“Forget it, Jake. It’s Chinatown.”
“One of the great ones,” I said.
“… is. Now explain why… sound so wired.”
I went at it in layers, peeling from the least to the most disturbing. Speaking when the crackling and popping allowed.
I started with the coffee meeting that wasn’t.
“That’s it?… guy stood you up?”
“It’s out of character for Charlie. And why such urgency? Why did he have to see me today?”
“I’m sure you’ll hear from… oon.”
Next layer.
“I still haven’t spoken to Katy. I went to her house, as you suggested. It appears she hadn’t been there for days. I spoke to some folks at the shelter. It wasn’t encouraging.”
“… ing how?”
“The guy who was following her may be bad news.”
“Katy knows how to handle…”
“What if this prick grabbed her?
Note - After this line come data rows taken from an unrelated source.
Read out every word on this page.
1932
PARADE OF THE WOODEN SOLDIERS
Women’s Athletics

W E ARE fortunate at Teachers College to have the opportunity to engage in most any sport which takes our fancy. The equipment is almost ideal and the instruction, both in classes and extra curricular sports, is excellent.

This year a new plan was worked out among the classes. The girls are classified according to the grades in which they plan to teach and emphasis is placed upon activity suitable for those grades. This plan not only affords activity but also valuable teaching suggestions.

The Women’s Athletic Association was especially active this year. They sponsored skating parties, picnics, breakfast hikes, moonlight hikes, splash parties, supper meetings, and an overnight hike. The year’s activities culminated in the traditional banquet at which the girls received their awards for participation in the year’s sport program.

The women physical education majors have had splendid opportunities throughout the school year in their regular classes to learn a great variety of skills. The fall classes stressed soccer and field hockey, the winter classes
What if she went running with no ID? What if—”
“… makes you feel better, call around to the hospitals… sure she’s fine.”
I said nothing.
“… you checked with your ex? Maybe he talked… her.”
“Pete’s in the Seychelles.”
Ryan’s response was nothing but static.
“I think Katy is suffering from PTSD,” I said.
“Which means she’s… enormous emotional turmoil. Flashing back to… you can’t understand… not be making fully rational decisions.”
“That’s why I’m worried.”
“She probably… time to herself.”
Final layer.
Deep breath.
“Some psycho is imitating my old cases.”
“What?” Sounding totally thrown. Or dubious. Or maybe he didn’t catch my words.
“Copycat corpses.” Keeping my sentences short to be understood.
“Are you serious?”
I laid it all out. Kwalwasser’s eyeball and skull with the knife-pierced orbit. Sanchez’s eviscerated torso. Boldonado’s death by garroting disguised as a suicide by hanging. The bucket of concrete. Not sure how much detail made it through the sporadic popping and sputtering.